I received a call from the graphic designer today.  She said that everyone was asking (impatiently) when the site will be ready.  I told her that the site is ready, but that I'm still working on getting OpenACS to handle windows-1255 encoding.  I told her (once again) that if she's willing to work in Unicode, then I can simply run "recode" over the entire system, and it'll be ready within seconds.

She said that if it's not too hard to work in Unicode (which is a question of operating system, applications, and all sorts of other fun, for those who haven't ever had to deal with end users on this issue), then she's willing to try it.  I gave her a link to the Windows version of GNU recode, transformed the site, and everything worked fine.

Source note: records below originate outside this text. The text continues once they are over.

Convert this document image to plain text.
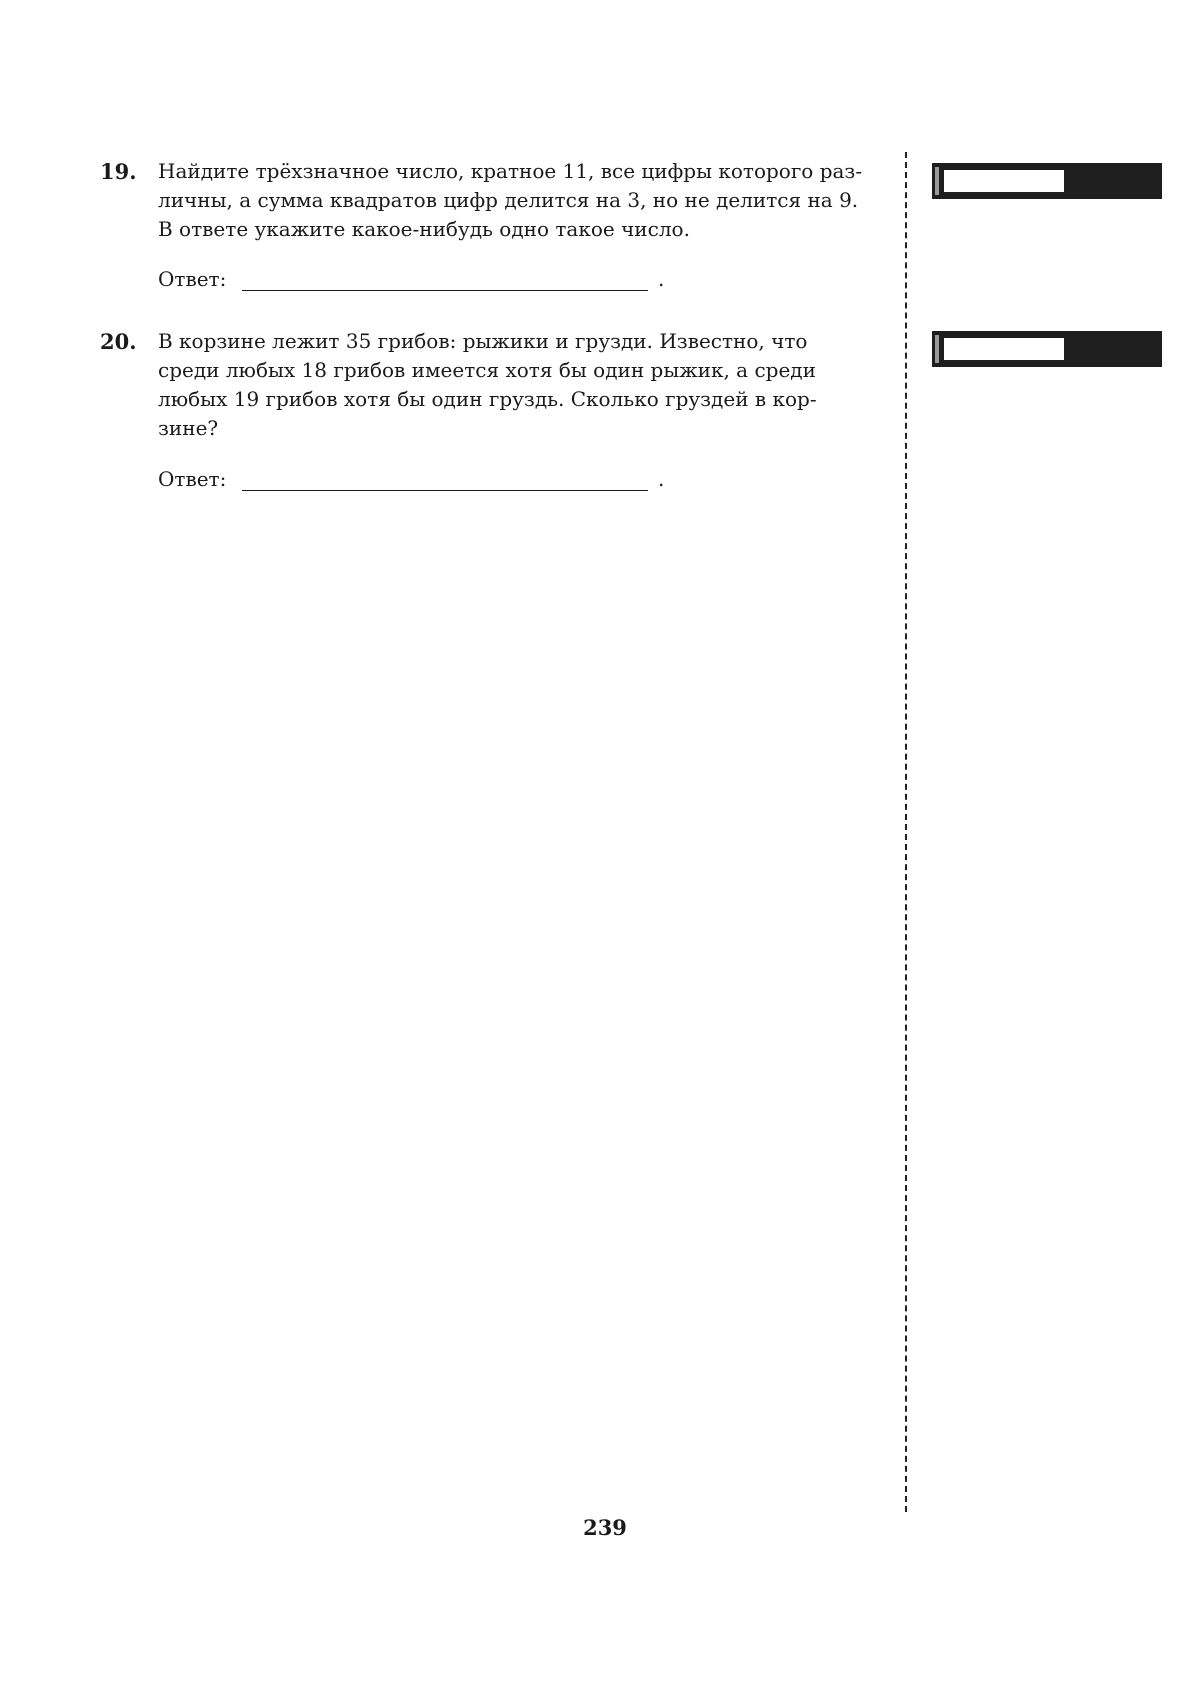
19. Найдите трёхзначное число, кратное 11, все цифры которого раз-
личны, а сумма квадратов цифр делится на 3, но не делится на 9.
В ответе укажите какое-нибудь одно такое число.
Ответ:	.
20. В корзине лежит 35 грибов: рыжики и грузди. Известно, что
среди любых 18 грибов имеется хотя бы один рыжик, а среди
любых 19 грибов хотя бы один груздь. Сколько груздей в кор-
зине?
Ответ:	.
239
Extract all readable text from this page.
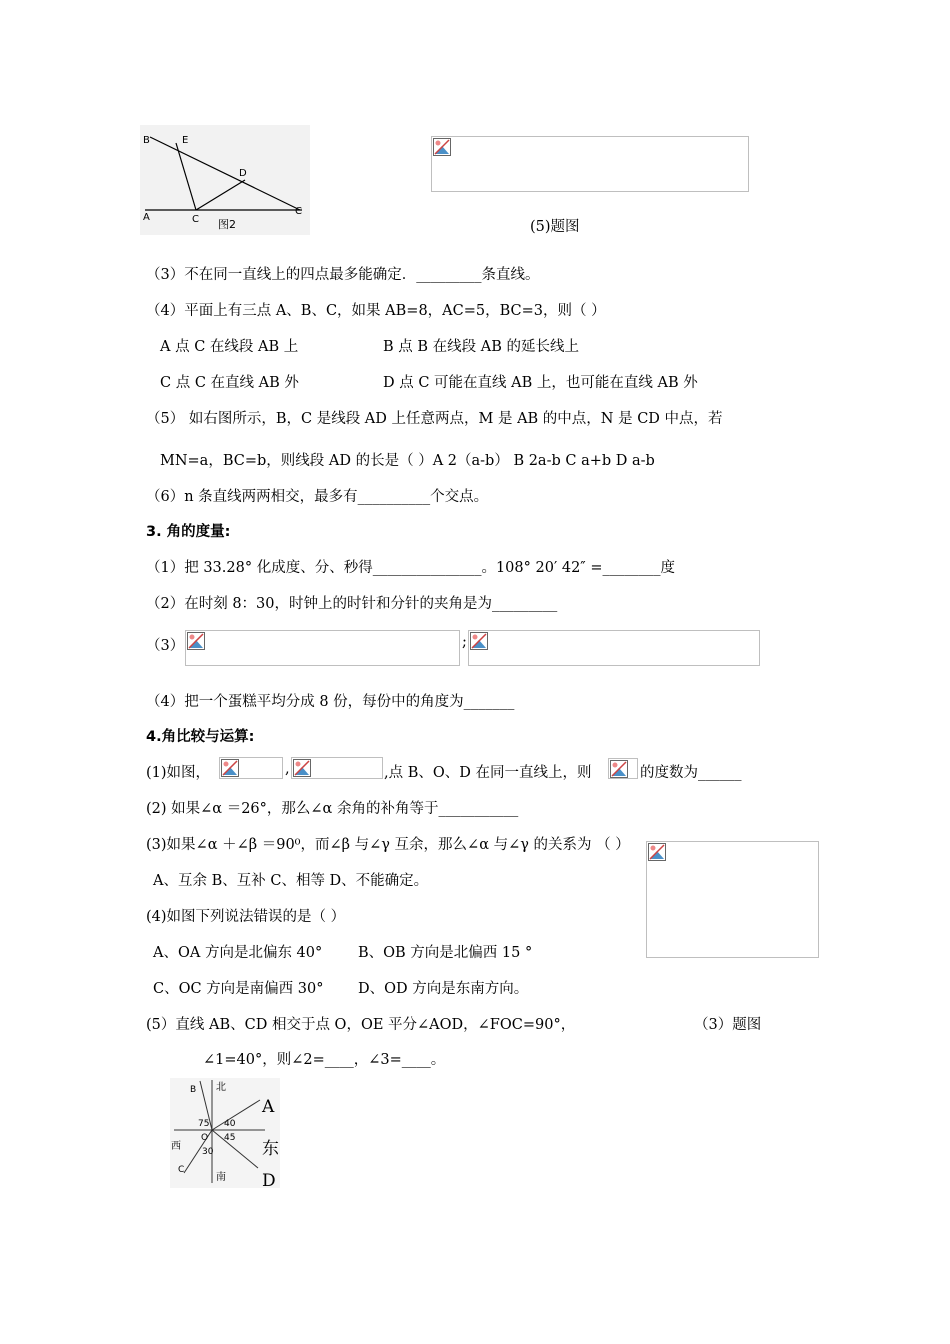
B	E
D
A	C
C
图2	(5)题图
（3）不在同一直线上的四点最多能确定．_________条直线。
（4）平面上有三点 A、B、C，如果 AB=8，AC=5，BC=3，则（ ）
A 点 C 在线段 AB 上	B 点 B 在线段 AB 的延长线上
C 点 C 在直线 AB 外	D 点 C 可能在直线 AB 上，也可能在直线 AB 外
（5） 如右图所示，B，C 是线段 AD 上任意两点，M 是 AB 的中点，N 是 CD 中点，若
MN=a，BC=b，则线段 AD 的长是（ ）A 2（a-b） B 2a-b C a+b D a-b
（6）n 条直线两两相交，最多有__________个交点。
3. 角的度量:
（1）把 33.28° 化成度、分、秒得_______________。108° 20′ 42″ =________度
（2）在时刻 8：30，时钟上的时针和分针的夹角是为_________
（3）	;
（4）把一个蛋糕平均分成 8 份，每份中的角度为_______
4.角比较与运算:
(1)如图，	,	,点 B、O、D 在同一直线上，则	的度数为______
(2) 如果∠α ＝26°，那么∠α 余角的补角等于___________
(3)如果∠α ＋∠β ＝90⁰，而∠β 与∠γ 互余，那么∠α 与∠γ 的关系为 （ ）
A、互余 B、互补 C、相等 D、不能确定。
(4)如图下列说法错误的是（ ）
A、OA 方向是北偏东 40° B、OB 方向是北偏西 15 °
C、OC 方向是南偏西 30° D、OD 方向是东南方向。
(5）直线 AB、CD 相交于点 O，OE 平分∠AOD，∠FOC=90°，	（3）题图
∠1=40°，则∠2=____，∠3=____。
北
B
75 40
45
O
30
西
C
南
A
东
D
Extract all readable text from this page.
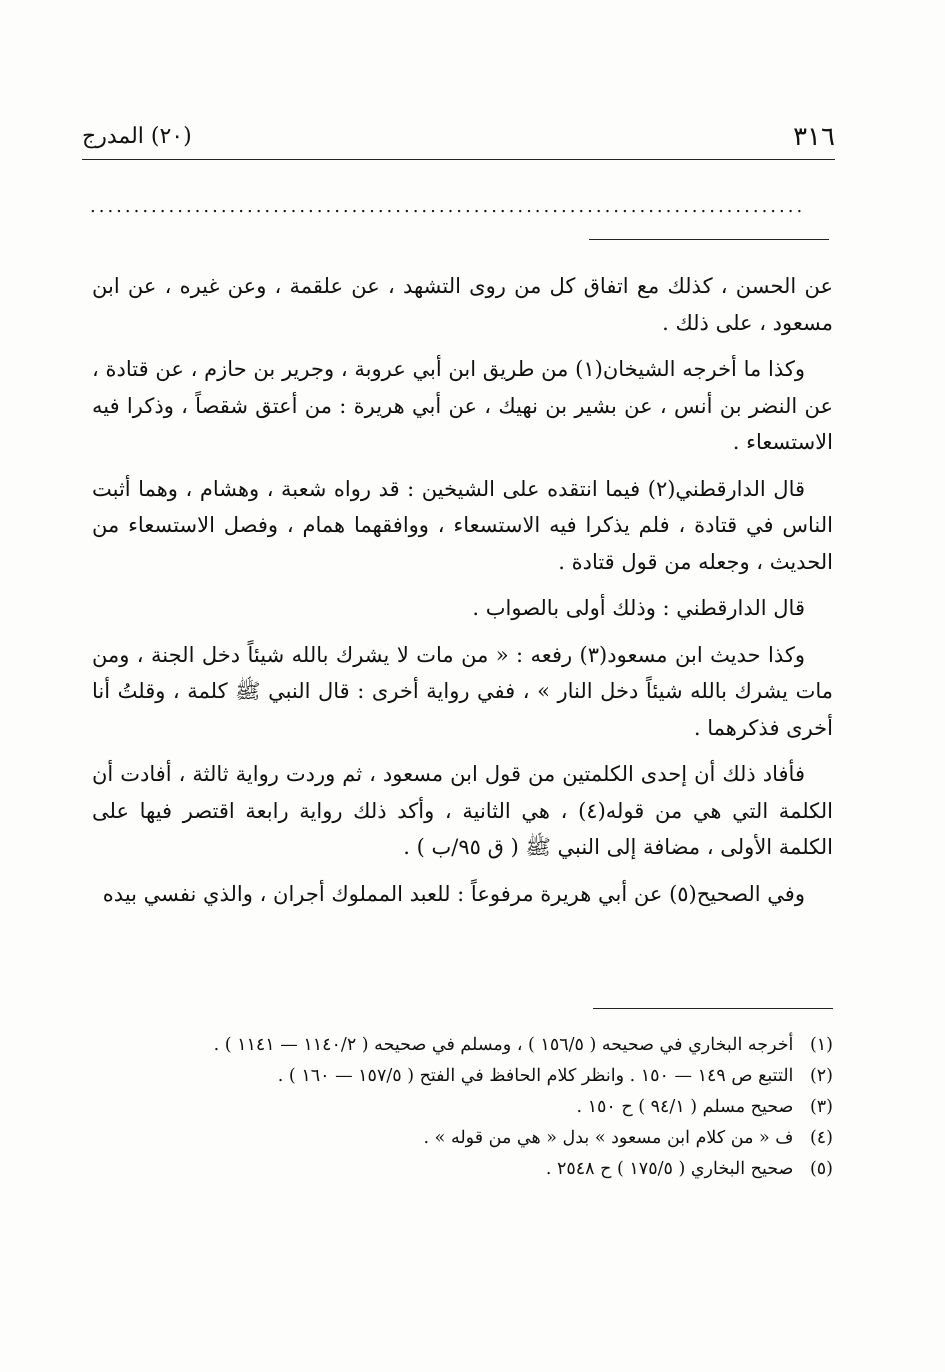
٣١٦
(٢٠) المدرج
..................................................................................

عن الحسن ، كذلك مع اتفاق كل من روى التشهد ، عن علقمة ، وعن غيره ، عن ابن مسعود ، على ذلك .

وكذا ما أخرجه الشيخان(١) من طريق ابن أبي عروبة ، وجرير بن حازم ، عن قتادة ، عن النضر بن أنس ، عن بشير بن نهيك ، عن أبي هريرة : من أعتق شقصاً ، وذكرا فيه الاستسعاء .

قال الدارقطني(٢) فيما انتقده على الشيخين : قد رواه شعبة ، وهشام ، وهما أثبت الناس في قتادة ، فلم يذكرا فيه الاستسعاء ، ووافقهما همام ، وفصل الاستسعاء من الحديث ، وجعله من قول قتادة .

قال الدارقطني : وذلك أولى بالصواب .

وكذا حديث ابن مسعود(٣) رفعه : « من مات لا يشرك بالله شيئاً دخل الجنة ، ومن مات يشرك بالله شيئاً دخل النار » ، ففي رواية أخرى : قال النبي ﷺ كلمة ، وقلتُ أنا أخرى فذكرهما .

فأفاد ذلك أن إحدى الكلمتين من قول ابن مسعود ، ثم وردت رواية ثالثة ، أفادت أن الكلمة التي هي من قوله(٤) ، هي الثانية ، وأكد ذلك رواية رابعة اقتصر فيها على الكلمة الأولى ، مضافة إلى النبي ﷺ ( ق ٩٥/ب ) .

وفي الصحيح(٥) عن أبي هريرة مرفوعاً : للعبد المملوك أجران ، والذي نفسي بيده

(١) أخرجه البخاري في صحيحه ( ١٥٦/٥ ) ، ومسلم في صحيحه ( ١١٤٠/٢ — ١١٤١ ) .

(٢) التتبع ص ١٤٩ — ١٥٠ . وانظر كلام الحافظ في الفتح ( ١٥٧/٥ — ١٦٠ ) .

(٣) صحيح مسلم ( ٩٤/١ ) ح ١٥٠ .

(٤) ف « من كلام ابن مسعود » بدل « هي من قوله » .

(٥) صحيح البخاري ( ١٧٥/٥ ) ح ٢٥٤٨ .
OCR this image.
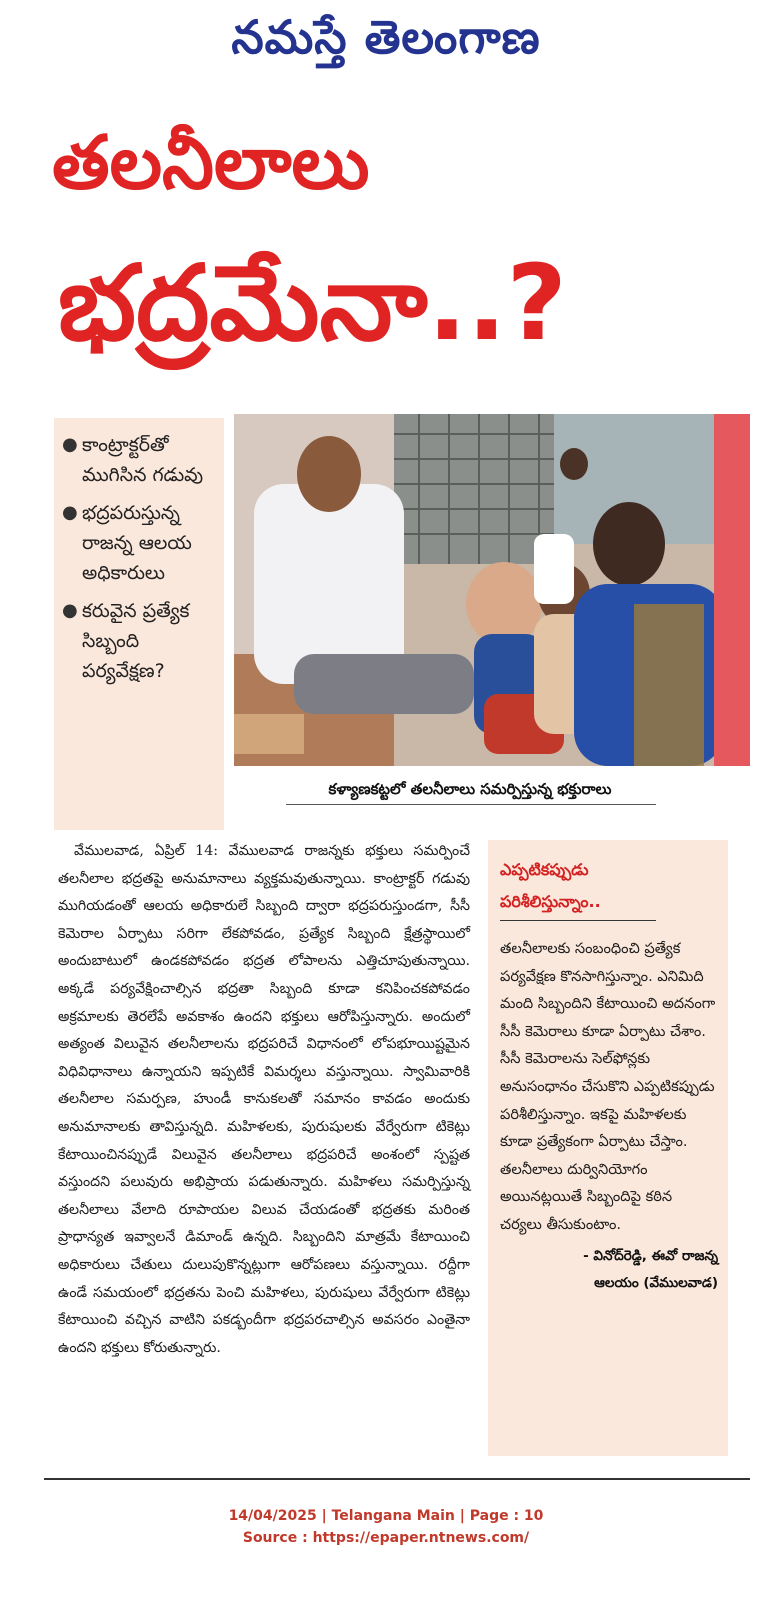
నమస్తే తెలంగాణ
తలనీలాలు
భద్రమేనా..?
● కాంట్రాక్టర్‌తో ముగిసిన గడువు
● భద్రపరుస్తున్న రాజన్న ఆలయ అధికారులు
● కరువైన ప్రత్యేక సిబ్బంది పర్యవేక్షణ?
కళ్యాణకట్టలో తలనీలాలు సమర్పిస్తున్న భక్తురాలు

వేములవాడ, ఏప్రిల్ 14: వేములవాడ రాజన్నకు భక్తులు సమర్పించే తలనీలాల భద్రతపై అనుమానాలు వ్యక్తమవుతున్నాయి. కాంట్రాక్టర్ గడువు ముగియడంతో ఆలయ అధికారులే సిబ్బంది ద్వారా భద్రపరుస్తుండగా, సీసీ కెమెరాల ఏర్పాటు సరిగా లేకపోవడం, ప్రత్యేక సిబ్బంది క్షేత్రస్థాయిలో అందుబాటులో ఉండకపోవడం భద్రత లోపాలను ఎత్తిచూపుతున్నాయి. అక్కడే పర్యవేక్షించాల్సిన భద్రతా సిబ్బంది కూడా కనిపించకపోవడం అక్రమాలకు తెరలేపే అవకాశం ఉందని భక్తులు ఆరోపిస్తున్నారు. అందులో అత్యంత విలువైన తలనీలాలను భద్రపరిచే విధానంలో లోపభూయిష్టమైన విధివిధానాలు ఉన్నాయని ఇప్పటికే విమర్శలు వస్తున్నాయి. స్వామివారికి తలనీలాల సమర్పణ, హుండీ కానుకలతో సమానం కావడం అందుకు అనుమానాలకు తావిస్తున్నది. మహిళలకు, పురుషులకు వేర్వేరుగా టికెట్లు కేటాయించినప్పుడే విలువైన తలనీలాలు భద్రపరిచే అంశంలో స్పష్టత వస్తుందని పలువురు అభిప్రాయ పడుతున్నారు. మహిళలు సమర్పిస్తున్న తలనీలాలు వేలాది రూపాయల విలువ చేయడంతో భద్రతకు మరింత ప్రాధాన్యత ఇవ్వాలనే డిమాండ్ ఉన్నది. సిబ్బందిని మాత్రమే కేటాయించి అధికారులు చేతులు దులుపుకొన్నట్లుగా ఆరోపణలు వస్తున్నాయి. రద్దీగా ఉండే సమయంలో భద్రతను పెంచి మహిళలు, పురుషులు వేర్వేరుగా టికెట్లు కేటాయించి వచ్చిన వాటిని పకడ్బందీగా భద్రపరచాల్సిన అవసరం ఎంతైనా ఉందని భక్తులు కోరుతున్నారు.

ఎప్పటికప్పుడు పరిశీలిస్తున్నాం..

తలనీలాలకు సంబంధించి ప్రత్యేక పర్యవేక్షణ కొనసాగిస్తున్నాం. ఎనిమిది మంది సిబ్బందిని కేటాయించి అదనంగా సీసీ కెమెరాలు కూడా ఏర్పాటు చేశాం. సీసీ కెమెరాలను సెల్‌ఫోన్లకు అనుసంధానం చేసుకొని ఎప్పటికప్పుడు పరిశీలిస్తున్నాం. ఇకపై మహిళలకు కూడా ప్రత్యేకంగా ఏర్పాటు చేస్తాం. తలనీలాలు దుర్వినియోగం అయినట్లయితే సిబ్బందిపై కఠిన చర్యలు తీసుకుంటాం.

- వినోద్‌రెడ్డి, ఈవో రాజన్న
ఆలయం (వేములవాడ)
14/04/2025 | Telangana Main | Page : 10
Source : https://epaper.ntnews.com/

So thanks again to everyone here, but it seems that life is just easier in general when everyone works with Unicode -- and the time I spent investigating and playing with this dwarfs the time that she'll have to invest in learning "recode".

Collapse
Posted by Michael A. Cleverly on
"Anyone know of a free tool that is good for reading/converting/writing file encodings?"

Does tclsh count? :-)

Something along the lines of:

set input [open $input_file]
set output [open $output_file]
fconfigure $input -encoding $input_encoding
fconfigure $output -encoding $output_encoding
puts $output [read $input]
close $output
close $input
I've never worked with encodings, but it seems like Tcl would make a great language to write a simple command line utility in to do this...

Collapse
Posted by Reuven Lerner on
Tcl's support for different encodings is indeed excellent; you could certainly create a command-line utility with it.

But if you're simply looking for a good command-line utility, you should check out GNU recode.  It knows how to translate between any two encodings.

Collapse
Posted by Alex Sokoloff on
I just installed recode last night, as a matter of fact. The documentation wasn't so fun to plow through. Using tclsh will be really straightforward... just the thing I was after. And there it was, right under my nose! ;-)
Collapse
Posted by Alex Sokoloff on
While we're discussing charsets... Does anyone know which character endodings ASCII is compatible with? Is it all of them? I know, for example, you can open a file of ASCII characters as utf-8 or iso-8859-1, and all will be well. But does the same carry over to other commonly used encodings, like shift_jis or big5? Hmm, easy enough to test....
Collapse
Posted by Reuven Lerner on
One of the reasons for the popularity of UTF-8 as a Unicode encoding is the fact that it's backward compatible with ASCII.  One of the probems with UTF-8 is that it makes the underlying logic more difficult to implement (since each character may be any number of bytes wide), and that Asian-language documents become somewhat large.

Another Unicode encoding, known as UCS-2, uses two bytes for every character.  The good news is that every character is a fixed width.  The bad news is that it's not backward-compatible with ASCII.

However, an ASII document converted into UCS-2 is still readable by humans: It begins with two marker bytes, followed by the UCS-2 characters.  Each UCS-2 character consists of a null (zero-value) byte followed by its ASCII equivalent.  So "ABC" becomes "marker mark null A null B null C".

For what it's worth, Microsoft systems seem to have standardized on UCS-2.  The open-source languages and systems that I use, such as Perl, Python, Tcl, and PostgreSQL, instead seem to have adopted UTF-8.